En 1894, il réalise une sculpture en grès émaillé de 75 centi-
mètres de haut, Oviri (qui signifie sauvage), une tueuse qui foule un
loup et étouffe un louveteau. Inquiétante beauté – comme celle des
jeunes femmes qu’il peint assises dans un monde vert. Gauguin est
taraudé par le désir immense et déçu de mettre littéralement la main
sur le secret des origines – et mettre la main, pour un peintre, cela
signifie quelque chose. La forêt des Tropiques est bleue, la lumière
est violente ; et les hommes sont petits.
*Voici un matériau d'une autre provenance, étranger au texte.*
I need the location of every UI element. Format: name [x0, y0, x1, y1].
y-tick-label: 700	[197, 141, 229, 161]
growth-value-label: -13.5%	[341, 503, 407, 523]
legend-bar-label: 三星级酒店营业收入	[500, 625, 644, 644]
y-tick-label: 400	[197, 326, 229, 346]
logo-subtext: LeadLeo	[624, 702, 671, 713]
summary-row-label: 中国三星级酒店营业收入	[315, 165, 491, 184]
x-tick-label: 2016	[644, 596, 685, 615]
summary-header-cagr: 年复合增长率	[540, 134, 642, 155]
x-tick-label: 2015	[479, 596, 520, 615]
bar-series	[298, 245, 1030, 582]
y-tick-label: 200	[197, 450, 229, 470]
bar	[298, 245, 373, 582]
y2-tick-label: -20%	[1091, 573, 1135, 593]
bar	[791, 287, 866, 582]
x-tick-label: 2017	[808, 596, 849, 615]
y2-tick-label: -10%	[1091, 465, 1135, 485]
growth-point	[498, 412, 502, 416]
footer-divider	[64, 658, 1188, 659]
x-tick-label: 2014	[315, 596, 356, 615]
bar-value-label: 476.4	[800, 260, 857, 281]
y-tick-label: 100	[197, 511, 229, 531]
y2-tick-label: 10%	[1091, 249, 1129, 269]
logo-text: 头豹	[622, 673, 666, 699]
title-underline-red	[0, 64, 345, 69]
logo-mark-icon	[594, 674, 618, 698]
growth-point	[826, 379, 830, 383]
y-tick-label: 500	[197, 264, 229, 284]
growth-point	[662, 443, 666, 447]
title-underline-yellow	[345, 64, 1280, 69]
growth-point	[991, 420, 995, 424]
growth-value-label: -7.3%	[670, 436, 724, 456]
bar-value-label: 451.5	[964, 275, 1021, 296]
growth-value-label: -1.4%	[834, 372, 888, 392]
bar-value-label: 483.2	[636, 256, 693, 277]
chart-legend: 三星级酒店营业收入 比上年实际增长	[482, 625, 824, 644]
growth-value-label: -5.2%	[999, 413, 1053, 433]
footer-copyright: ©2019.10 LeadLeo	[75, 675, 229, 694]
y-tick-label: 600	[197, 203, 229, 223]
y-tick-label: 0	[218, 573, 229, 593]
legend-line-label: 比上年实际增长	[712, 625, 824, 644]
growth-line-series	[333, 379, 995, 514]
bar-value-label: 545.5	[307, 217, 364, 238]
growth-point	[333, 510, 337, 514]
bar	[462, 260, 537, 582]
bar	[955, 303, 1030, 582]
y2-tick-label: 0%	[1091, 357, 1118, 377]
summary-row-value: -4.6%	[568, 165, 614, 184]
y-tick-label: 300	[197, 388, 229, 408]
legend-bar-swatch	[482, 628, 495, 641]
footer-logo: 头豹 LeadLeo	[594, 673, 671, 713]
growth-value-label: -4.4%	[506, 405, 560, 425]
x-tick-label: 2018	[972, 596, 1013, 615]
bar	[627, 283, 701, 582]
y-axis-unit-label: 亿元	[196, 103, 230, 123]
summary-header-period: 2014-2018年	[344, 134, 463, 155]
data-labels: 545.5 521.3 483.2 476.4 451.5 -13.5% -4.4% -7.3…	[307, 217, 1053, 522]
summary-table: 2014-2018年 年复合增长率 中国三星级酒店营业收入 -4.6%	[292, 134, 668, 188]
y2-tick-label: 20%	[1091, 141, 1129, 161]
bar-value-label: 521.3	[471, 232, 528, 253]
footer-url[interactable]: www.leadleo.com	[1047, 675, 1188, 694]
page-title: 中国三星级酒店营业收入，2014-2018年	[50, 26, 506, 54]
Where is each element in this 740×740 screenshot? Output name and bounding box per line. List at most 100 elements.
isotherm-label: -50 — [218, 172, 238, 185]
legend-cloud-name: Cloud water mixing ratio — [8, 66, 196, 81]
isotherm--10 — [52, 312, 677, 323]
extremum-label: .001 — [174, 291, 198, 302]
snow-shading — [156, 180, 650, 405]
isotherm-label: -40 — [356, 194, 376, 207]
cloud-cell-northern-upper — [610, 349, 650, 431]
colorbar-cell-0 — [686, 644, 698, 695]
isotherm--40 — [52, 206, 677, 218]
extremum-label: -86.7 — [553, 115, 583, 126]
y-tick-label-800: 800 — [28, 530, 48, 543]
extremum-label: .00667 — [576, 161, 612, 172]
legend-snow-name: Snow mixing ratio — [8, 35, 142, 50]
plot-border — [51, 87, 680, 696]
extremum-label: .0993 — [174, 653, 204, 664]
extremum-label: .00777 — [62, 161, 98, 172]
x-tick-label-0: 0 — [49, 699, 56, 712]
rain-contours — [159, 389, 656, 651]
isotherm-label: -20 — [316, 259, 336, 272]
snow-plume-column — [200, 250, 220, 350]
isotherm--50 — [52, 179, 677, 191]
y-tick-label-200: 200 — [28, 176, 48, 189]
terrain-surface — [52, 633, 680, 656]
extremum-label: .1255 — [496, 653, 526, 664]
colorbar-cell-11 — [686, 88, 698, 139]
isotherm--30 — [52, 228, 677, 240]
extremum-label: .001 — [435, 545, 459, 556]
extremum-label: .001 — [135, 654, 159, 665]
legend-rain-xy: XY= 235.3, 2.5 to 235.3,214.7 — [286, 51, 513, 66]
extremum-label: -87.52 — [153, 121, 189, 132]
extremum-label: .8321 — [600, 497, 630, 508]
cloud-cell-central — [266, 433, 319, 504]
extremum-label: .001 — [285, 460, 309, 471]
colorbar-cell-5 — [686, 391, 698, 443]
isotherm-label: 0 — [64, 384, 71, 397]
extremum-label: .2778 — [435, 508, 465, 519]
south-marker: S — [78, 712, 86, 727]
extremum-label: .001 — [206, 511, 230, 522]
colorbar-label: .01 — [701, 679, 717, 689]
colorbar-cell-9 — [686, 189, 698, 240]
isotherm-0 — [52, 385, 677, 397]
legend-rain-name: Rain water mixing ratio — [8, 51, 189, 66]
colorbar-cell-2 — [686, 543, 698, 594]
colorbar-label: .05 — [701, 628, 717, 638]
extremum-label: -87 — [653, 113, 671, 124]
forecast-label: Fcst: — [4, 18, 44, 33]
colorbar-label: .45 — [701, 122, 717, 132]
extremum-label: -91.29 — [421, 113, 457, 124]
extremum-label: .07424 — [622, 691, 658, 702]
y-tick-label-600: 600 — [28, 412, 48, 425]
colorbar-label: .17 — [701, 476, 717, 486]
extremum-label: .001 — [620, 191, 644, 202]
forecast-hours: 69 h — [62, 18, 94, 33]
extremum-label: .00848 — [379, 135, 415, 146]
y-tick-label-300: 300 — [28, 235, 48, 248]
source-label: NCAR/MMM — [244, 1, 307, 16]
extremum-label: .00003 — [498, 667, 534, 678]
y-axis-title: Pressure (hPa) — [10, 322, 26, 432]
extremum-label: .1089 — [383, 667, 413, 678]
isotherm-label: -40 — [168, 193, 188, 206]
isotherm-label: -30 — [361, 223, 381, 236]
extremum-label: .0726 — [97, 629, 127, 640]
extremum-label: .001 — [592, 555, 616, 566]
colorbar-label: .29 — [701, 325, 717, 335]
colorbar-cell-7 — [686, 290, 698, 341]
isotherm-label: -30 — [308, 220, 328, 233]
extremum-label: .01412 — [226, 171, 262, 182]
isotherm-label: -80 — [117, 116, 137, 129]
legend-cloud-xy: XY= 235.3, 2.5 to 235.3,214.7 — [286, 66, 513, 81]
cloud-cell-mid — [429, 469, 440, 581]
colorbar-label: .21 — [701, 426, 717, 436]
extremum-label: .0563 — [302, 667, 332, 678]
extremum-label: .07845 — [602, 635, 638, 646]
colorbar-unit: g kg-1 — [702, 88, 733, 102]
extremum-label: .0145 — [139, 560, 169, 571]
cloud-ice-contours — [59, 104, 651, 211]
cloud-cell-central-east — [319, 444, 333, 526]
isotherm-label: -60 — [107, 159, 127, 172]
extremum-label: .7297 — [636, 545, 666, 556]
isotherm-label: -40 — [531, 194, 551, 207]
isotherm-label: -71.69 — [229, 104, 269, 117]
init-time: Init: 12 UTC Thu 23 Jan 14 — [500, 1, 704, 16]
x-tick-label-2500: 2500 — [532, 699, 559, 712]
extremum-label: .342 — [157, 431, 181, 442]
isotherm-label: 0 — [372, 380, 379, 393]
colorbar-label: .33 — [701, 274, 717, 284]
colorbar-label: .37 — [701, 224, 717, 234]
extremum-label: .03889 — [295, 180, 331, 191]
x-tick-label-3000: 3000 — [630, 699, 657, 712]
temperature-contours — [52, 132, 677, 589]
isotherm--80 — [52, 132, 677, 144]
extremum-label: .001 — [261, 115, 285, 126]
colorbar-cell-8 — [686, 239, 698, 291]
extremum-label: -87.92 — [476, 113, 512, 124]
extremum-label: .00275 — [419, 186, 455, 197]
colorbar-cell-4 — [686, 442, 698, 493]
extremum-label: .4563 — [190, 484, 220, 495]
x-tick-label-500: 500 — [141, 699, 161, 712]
Les esprits qui les accom-
pagnaient et qui les protégeaient commencent à déserter la place,
car la civilisation venue avec les colons les repousse. Paul Gauguin
souffre, parce que son Graal échappe. Et sa peinture, sous la
séduction et le charme tentateurs, a la dureté indifférente du soleil
vertical qui, là-bas, éclaire de haut et sans ombre, et tombe, le soir,
comme une pierre.
Le calme des tableaux de Vuillard est tout aussi trompeur.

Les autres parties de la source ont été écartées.